I hear your concerns with lowered expectations at school. Very frustrating. Since this is an older post that I come by via Blog Gems I'll say that I hope things worked out better than you thought they might in terms of others expectations.

Yuji said...

Thanks for this very funny, and thoughtful post. Oscar sounds like quite a kid!

Patty O. said...

I'm over from blog gems! And this is definitely a gem! So, so funny!

But I understand what you mean about people dismissing your son. I feel the same way so often and it frustrates me more than anything!

Lizbeth said...

Ok, that is funny. I'm shocked he didn't go for the nipples though, those things are like headlights. Just sayin.

Looking for Blue Sky said...

I know you were raising lots of serious issues in this post too, but I LOVE OSCAR :))) Commenting again from Blog Gems

Sasha said...

: ) I love the poooooop story lol sounds like car rides at my house.
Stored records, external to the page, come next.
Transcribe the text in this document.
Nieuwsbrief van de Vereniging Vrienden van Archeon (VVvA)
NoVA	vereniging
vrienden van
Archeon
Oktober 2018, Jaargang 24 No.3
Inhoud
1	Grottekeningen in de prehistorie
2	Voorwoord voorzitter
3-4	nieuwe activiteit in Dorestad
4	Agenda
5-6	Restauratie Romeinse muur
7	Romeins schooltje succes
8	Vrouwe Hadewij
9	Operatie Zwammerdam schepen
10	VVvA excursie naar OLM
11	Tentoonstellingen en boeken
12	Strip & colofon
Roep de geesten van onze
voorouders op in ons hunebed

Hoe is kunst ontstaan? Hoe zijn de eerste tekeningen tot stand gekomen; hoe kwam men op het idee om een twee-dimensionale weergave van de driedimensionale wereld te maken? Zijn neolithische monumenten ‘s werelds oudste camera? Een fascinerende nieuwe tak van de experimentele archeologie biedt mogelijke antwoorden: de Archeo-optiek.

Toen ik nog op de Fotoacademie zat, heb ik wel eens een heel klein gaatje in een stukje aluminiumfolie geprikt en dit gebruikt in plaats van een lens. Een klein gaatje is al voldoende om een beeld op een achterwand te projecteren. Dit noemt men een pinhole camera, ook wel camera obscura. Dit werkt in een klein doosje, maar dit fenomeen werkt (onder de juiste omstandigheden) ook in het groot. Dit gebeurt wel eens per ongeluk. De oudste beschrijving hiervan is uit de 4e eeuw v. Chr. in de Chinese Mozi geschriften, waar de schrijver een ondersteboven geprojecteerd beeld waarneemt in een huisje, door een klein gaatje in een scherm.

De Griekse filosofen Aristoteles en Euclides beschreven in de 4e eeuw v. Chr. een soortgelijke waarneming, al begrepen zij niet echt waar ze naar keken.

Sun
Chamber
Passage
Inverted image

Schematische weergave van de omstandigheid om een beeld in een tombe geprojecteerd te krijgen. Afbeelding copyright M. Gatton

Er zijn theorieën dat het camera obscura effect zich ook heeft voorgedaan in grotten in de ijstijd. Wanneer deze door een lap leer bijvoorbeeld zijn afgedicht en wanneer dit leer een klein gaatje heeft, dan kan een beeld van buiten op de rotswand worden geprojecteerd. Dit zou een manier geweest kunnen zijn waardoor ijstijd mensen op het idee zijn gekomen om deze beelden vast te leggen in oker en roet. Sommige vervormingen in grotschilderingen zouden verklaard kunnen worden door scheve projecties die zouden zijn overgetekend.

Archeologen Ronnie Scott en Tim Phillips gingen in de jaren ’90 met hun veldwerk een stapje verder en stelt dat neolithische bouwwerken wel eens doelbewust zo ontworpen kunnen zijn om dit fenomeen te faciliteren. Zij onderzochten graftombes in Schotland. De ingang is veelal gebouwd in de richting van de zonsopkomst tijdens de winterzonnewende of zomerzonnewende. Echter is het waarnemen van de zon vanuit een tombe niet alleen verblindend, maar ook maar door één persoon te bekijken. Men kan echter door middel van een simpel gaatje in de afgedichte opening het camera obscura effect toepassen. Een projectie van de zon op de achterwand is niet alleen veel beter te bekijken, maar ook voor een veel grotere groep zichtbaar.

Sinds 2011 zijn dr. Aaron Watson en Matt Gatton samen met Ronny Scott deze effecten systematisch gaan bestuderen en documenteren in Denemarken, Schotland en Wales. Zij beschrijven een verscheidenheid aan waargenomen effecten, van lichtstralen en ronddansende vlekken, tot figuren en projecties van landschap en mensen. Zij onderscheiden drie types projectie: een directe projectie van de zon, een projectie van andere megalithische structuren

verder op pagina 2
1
My J-Bird starts school next year I am soooo worried. Thank you for sharing.

Over from blog gems.

MommyToTwoBoys said...

Perfect! I asked for funny and you delivered!

Oscar is hysterical!

I can't believe you shop with 4! I can barely shop with my 2.

And I am still cringing about the line about chewing on tinfoil. Ahh! Good to know I am not the only one with that issue. Tinfoil and cotton!